There has been a bit of chaos on the 1Hive discord today, as it was discovered that somehow a bunch of $ALVIN, the token that was launched on Shenanigan’s Dripp Farm platform, had been unexpectedly minted and sold.
Shenanigans lead developer, youngkidwarrior, had proposed the project on the 1hive forum and had collaborated with the Buzz swarm to launch the token, which would eventually be redeemable for an Agave themed plushie IRL.
The launch didn’t go smoothly, requiring multiple fixes, deployments, and migrations. The account that youngkidwarrior used to deploy the current version of the contracts had been initialized with sensitive admin privileges, which were never revoked. His account has apparently been compromised and used to mint tokens and sell the tokens on the Dripp platform, effectively draining all the liquidity that was in the $ALVIN market on Honeyswap.
While neither 1Hive collectively, nor the Buzz swarm specifically was responsible for the development of the Dripp Farm platform, $ALVIN is a token that was created for and promoted to the 1Hive community, and so this issue reflects poorly on 1Hive and we should see what we can do to help rectify the situation, and we should carefully consider how best to minimize the risk of similar issues occurring in the future.
At the end of the day the market cap of Alvin was relatively low (~50k) and the total liquidity even lower (~10k), and the actual utility of Alvin was as a collectible of cultural significance to the 1Hive community that could optionally be redeemed for a plushie. It’s totally possible for the 1Hive essentially fork the Alvin token based on the balances of the token just before the minting happened, and treat those tokens as the canonical Alvin tokens for the purpose of redemption. Additionally, if we funded a proposal for 10k dai in Honey we could establish the same level of liquidity and price for the new tokens as well. Of course we would also need to find a competent developer or two to execute on the rescue plans as well.
There may be other approaches worth considering and a case to be made for doing nothing and moving on, but I personally would be supportive of some sort of proposal to save Alvin from the dripp-ocalypse.
Another topic that event has raised is how this happened in the first place, and how can we better avoid finding ourselves here in the future…

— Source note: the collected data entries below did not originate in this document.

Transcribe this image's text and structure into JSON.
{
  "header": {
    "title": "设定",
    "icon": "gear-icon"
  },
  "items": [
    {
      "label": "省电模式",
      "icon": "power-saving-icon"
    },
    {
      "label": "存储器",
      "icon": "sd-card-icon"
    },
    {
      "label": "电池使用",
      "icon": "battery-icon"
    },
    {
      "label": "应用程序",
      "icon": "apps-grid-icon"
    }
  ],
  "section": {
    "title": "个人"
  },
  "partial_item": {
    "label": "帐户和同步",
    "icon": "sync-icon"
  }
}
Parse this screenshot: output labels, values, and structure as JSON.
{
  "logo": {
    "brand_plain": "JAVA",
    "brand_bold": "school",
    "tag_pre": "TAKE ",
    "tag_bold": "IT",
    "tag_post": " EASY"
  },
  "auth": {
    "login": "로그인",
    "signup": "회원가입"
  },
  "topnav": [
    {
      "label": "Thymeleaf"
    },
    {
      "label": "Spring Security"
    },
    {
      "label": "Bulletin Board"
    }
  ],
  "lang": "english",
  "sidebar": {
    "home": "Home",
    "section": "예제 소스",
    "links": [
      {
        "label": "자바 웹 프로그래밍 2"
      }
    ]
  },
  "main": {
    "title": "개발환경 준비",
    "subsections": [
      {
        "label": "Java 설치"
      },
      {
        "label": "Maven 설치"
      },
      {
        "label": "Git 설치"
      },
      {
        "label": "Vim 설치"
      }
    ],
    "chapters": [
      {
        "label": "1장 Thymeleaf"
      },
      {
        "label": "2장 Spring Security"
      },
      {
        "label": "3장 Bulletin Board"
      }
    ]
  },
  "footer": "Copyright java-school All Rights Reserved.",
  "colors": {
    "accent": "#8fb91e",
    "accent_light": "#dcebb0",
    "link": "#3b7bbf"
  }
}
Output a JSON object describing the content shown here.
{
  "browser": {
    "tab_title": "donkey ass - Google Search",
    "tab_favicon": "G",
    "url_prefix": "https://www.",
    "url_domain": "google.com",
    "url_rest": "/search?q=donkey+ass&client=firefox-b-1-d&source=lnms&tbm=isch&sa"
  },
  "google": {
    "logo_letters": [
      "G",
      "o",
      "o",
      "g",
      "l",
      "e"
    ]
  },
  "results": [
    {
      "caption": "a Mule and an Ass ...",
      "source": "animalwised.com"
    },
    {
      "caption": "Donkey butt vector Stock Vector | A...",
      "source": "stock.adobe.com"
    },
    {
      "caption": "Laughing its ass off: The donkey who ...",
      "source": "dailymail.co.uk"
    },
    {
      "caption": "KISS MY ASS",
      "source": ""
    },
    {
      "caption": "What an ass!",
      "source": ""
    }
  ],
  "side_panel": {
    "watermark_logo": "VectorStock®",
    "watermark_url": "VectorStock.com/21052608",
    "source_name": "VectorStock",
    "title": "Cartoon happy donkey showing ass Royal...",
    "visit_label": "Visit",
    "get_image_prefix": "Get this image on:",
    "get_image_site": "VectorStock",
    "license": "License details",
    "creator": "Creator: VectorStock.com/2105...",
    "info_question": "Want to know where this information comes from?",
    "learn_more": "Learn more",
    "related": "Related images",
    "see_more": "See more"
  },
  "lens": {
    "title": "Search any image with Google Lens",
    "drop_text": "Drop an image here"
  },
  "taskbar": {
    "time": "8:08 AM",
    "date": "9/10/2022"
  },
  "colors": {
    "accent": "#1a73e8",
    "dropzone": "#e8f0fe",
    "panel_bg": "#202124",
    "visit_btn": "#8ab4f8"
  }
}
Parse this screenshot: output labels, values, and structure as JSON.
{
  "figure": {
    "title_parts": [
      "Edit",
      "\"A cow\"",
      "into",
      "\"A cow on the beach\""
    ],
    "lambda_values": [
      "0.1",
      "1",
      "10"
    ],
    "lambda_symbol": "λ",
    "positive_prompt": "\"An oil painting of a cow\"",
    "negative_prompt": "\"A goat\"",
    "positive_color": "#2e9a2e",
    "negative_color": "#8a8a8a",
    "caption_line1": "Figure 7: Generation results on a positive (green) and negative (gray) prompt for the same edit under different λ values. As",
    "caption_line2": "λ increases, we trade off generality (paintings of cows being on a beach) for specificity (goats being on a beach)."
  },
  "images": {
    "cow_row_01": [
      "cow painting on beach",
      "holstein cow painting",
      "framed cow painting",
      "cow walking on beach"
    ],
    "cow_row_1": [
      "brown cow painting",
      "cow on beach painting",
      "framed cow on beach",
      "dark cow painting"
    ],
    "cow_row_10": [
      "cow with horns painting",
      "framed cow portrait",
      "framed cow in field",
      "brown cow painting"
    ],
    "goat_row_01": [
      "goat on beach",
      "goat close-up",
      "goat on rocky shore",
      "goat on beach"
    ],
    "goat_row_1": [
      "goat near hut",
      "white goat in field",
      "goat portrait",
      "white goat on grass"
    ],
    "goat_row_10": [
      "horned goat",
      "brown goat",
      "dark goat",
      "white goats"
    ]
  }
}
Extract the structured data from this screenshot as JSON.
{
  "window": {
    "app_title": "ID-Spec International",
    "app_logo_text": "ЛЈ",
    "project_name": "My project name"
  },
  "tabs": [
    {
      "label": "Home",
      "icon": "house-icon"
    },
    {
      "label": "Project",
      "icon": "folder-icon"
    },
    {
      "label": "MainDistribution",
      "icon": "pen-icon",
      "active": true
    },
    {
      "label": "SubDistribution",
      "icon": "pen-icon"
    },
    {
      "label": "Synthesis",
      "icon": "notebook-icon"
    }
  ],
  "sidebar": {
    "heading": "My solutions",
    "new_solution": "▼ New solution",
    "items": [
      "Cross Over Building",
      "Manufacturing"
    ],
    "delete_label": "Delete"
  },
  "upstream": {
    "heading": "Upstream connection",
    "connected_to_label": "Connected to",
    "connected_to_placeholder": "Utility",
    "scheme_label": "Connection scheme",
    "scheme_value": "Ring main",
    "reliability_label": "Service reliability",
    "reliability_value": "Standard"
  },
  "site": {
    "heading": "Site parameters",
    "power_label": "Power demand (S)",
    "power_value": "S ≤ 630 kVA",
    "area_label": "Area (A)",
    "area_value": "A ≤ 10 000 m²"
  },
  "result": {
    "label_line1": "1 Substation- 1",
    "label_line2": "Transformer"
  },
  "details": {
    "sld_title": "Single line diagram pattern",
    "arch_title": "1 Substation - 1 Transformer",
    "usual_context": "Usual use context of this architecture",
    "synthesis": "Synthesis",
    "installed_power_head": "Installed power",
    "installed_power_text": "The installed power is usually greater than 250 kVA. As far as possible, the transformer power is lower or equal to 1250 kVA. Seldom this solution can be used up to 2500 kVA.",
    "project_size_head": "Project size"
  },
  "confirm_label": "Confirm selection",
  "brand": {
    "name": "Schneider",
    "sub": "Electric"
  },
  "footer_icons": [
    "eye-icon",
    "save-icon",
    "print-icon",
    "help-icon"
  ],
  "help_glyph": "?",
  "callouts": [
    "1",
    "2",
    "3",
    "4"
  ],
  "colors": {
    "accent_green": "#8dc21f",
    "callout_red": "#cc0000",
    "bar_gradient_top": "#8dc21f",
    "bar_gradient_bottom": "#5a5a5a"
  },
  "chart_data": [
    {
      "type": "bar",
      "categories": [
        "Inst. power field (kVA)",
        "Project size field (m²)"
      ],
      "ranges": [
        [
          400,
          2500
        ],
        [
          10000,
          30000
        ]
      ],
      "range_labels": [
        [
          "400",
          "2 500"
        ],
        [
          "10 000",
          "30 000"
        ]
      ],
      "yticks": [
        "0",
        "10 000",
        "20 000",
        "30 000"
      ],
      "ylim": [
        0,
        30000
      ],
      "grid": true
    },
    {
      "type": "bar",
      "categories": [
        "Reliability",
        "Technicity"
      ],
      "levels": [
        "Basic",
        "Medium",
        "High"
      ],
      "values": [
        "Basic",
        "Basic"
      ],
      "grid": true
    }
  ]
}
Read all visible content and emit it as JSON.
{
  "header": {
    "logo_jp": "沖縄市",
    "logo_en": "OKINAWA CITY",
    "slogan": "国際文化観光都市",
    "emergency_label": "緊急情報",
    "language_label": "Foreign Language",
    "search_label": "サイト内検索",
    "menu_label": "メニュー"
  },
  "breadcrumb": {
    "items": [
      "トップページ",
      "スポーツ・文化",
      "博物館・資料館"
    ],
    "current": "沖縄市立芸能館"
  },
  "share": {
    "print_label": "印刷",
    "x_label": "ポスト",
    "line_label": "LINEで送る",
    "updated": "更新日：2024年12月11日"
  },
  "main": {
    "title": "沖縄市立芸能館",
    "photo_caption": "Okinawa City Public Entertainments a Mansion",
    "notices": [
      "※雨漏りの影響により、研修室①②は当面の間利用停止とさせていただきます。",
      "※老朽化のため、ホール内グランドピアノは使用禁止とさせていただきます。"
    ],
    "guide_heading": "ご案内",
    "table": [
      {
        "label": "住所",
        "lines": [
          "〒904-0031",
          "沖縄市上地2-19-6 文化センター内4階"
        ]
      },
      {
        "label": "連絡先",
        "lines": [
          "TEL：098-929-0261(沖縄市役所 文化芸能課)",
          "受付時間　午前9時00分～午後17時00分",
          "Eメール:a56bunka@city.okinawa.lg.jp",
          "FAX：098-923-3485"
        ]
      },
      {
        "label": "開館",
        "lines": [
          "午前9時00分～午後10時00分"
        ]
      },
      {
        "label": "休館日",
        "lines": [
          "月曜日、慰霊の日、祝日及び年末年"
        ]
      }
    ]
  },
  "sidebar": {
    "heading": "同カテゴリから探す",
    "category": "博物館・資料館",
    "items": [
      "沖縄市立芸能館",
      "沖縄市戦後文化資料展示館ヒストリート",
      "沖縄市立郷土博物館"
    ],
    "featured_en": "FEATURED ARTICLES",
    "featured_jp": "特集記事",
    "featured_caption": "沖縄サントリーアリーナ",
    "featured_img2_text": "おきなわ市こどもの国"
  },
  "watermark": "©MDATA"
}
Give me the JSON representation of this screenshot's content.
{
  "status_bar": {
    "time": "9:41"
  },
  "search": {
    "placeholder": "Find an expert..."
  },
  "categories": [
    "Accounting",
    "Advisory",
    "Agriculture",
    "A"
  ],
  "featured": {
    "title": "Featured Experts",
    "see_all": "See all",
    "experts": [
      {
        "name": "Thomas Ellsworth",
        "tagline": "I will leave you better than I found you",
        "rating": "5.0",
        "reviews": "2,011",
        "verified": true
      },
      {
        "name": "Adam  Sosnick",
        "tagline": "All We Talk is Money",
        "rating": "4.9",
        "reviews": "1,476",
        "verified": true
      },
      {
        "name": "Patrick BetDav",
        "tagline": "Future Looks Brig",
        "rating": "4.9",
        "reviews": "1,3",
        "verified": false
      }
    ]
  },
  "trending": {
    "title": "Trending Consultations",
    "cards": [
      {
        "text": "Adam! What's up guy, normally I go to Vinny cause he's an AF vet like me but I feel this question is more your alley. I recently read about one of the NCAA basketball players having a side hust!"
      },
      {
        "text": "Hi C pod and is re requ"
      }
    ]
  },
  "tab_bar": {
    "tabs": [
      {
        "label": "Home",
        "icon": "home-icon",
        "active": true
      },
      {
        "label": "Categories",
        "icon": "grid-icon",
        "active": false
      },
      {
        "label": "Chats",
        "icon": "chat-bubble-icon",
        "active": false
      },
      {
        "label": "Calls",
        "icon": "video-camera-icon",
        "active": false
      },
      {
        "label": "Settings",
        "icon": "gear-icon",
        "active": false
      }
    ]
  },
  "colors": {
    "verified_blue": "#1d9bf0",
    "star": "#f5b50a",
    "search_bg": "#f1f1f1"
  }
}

1Hive is a very decentralized community, its one of the things that sets us apart and makes us unique. There isn’t a core team to blame when something goes wrong, and lots of cool stuff happens simply because people feel empowered to take initiative and do cool stuff… but the 1Hive brand is a common resource that we all share and it’s imperative that we work together to maintain it.
When something like what happened with $ALVIN happens it hurts the 1Hive brand. When we promote something that doesn’t live up to our communities quality standards, it has ripple effects across the community and impacts other projects we have collectively invested time and resources into.
How can we ensure the integrity of the 1Hive brand, while at the same time ensuring that anyone can take initiative and help build? I think this is a big open question, but will throw out some possible ideas…
- We could use Celeste to maintain a list of 1Hive endorsed projects, with requirements for inclusion being a set of best practices. This way people can work on projects, get excited about them, and even promote them, but it is clear to everyone that there is no endorsement from 1Hive unless they make it into the list.
- We could establish norms for how we communicate, especially among members and organization (like buzz) that are considered reputable and trusted by the community. And individually we can evaluate the reputation of different
We have a bug bounty program that covers smart contract vulnerabilities, but we currently do not have a formal process for managing which contracts are eligible for the bug bounty program.
I think we should create a process for developers working on 1hive related code to have the bug bounty swarm review their code and approve them for eligibility for the bug bounty. This would help ensure a formal code review happens for launched code, and can help provide a strong signal to community members that code has more experienced eyes on it.